Читаем Долг: первые 5000 лет истории полностью

Здесь принятие на себя риска с Божественным промыслом никак не связано. Все ровно наоборот. Но ведь у бедняков всегда все иначе. В определенном смысле то, о чем пишет Этвуд, можно рассматривать как зеркальное отображение пророческой речи «У меня есть мечта» его преподобия Кинга: если в первые послевоенные годы звучали коллективные требования к нации выплатить долг перед ее наиболее обездоленными гражданами и говорилось о том, что те, кто дал ложные обещания, должны искупить свою вину, то теперь этих же самых обездоленных граждан убеждают в том, что они грешники, которые должны стремиться к чисто индивидуальному искуплению, чтобы иметь право на поддержание сколько-нибудь нравственных отношений с другими людьми.

Вместе с тем во всем этом есть изрядная доля обмана. Все эти нравственные драмы начинаются с утверждения о том, что личный долг в конечном счете создается тогда, когда человек потакает своим прихотям, совершая грех по отношению к своим близким, — а значит, искупление обязательно предполагает очищение и возвращение к аскетическому самоотречению. Здесь опускается прежде всего тот факт, что сейчас долги есть у всех (долг американских домохозяйств, по оценкам, в среднем составляет 130% от дохода) и что лишь ничтожная доля этого долга была накоплена теми, кто пытался заработать деньги на лошадиных скачках или спускал их на всякую чепуху. Поскольку деньги брались в долг для покрытия расходов, которые экономисты любят называть «дискреционными», они в основном тратились на детей, на друзей — в общем, на выстраивание и поддержание с другими людьми отношений, которые основываются на чем-то выходящем за рамки сугубо материальных расчетов[563]. Человек вынужден набирать долги, для того чтобы вести жизнь, не ограничивающуюся простым выживанием.

Поскольку сюда примешивается политика, это кажется разновидностью того, что происходило постоянно с самого появления капитализма. В конце концов способность к общению начинает считаться непристойной, преступной, демонической. К тому же большинство простых американцев, в том числе темнокожих и латиноамериканцев, недавних иммигрантов и других, которым прежде был закрыт доступ к кредиту, упрямо продолжали любить друг друга. Они по-прежнему покупают дома для своих семей, выпивку и акустические системы для вечеринок, подарки для друзей; они даже упорно продолжают устраивать свадьбы и похороны, не думая о том, что это может привести их к банкротству, и, судя по всему, воображают, что раз каждый теперь должен превратиться в капиталиста в миниатюре, то почему им нельзя тоже создавать деньги из ничего.

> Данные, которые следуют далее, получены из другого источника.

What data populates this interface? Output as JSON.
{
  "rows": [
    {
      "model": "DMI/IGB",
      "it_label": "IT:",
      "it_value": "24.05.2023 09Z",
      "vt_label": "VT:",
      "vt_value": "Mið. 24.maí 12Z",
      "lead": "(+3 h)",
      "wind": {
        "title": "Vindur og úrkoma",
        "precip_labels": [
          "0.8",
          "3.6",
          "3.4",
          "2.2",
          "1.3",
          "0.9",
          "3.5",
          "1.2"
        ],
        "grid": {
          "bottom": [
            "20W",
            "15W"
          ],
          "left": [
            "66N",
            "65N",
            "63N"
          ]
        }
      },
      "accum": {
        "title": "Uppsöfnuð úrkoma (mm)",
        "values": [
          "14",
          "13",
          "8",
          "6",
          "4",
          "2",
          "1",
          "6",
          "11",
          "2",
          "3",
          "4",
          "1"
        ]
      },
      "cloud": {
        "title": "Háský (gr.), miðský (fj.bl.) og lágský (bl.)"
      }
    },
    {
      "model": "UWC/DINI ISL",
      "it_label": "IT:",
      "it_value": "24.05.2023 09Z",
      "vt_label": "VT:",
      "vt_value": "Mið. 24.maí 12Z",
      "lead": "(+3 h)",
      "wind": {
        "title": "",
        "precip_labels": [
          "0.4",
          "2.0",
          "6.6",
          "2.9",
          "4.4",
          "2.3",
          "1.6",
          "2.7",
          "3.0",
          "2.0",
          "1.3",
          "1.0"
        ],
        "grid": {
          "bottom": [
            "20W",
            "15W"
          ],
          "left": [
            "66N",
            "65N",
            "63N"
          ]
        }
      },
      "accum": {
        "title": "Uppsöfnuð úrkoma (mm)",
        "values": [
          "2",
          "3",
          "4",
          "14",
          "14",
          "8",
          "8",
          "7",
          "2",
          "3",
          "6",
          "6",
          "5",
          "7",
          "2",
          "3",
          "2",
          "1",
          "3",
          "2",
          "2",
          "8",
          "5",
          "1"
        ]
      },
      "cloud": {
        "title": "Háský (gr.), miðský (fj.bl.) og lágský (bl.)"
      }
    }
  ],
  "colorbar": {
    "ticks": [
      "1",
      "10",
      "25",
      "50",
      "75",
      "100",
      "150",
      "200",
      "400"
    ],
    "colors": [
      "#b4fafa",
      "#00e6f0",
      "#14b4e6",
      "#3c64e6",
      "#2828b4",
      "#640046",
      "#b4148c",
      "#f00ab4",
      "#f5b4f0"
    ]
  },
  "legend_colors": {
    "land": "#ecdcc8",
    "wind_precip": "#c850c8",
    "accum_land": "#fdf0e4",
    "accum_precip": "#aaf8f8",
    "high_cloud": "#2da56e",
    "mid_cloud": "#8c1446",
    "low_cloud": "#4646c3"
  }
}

Разумеется, роль дискреционных расходов не стоит преувеличивать. Главной причиной банкротства в Америке являются катастрофические заболевания; большинство берут в долг просто для того, чтобы выжить (если у человека нет машины, он не может работать); возможность учиться в университете теперь почти обязательно означает долговую кабалу, которая длится по меньшей мере на протяжении половины трудовой жизни человека. Тем не менее стоит подчеркнуть, что для реальных людей одного выживания недостаточно[564]. И не должно быть достаточно.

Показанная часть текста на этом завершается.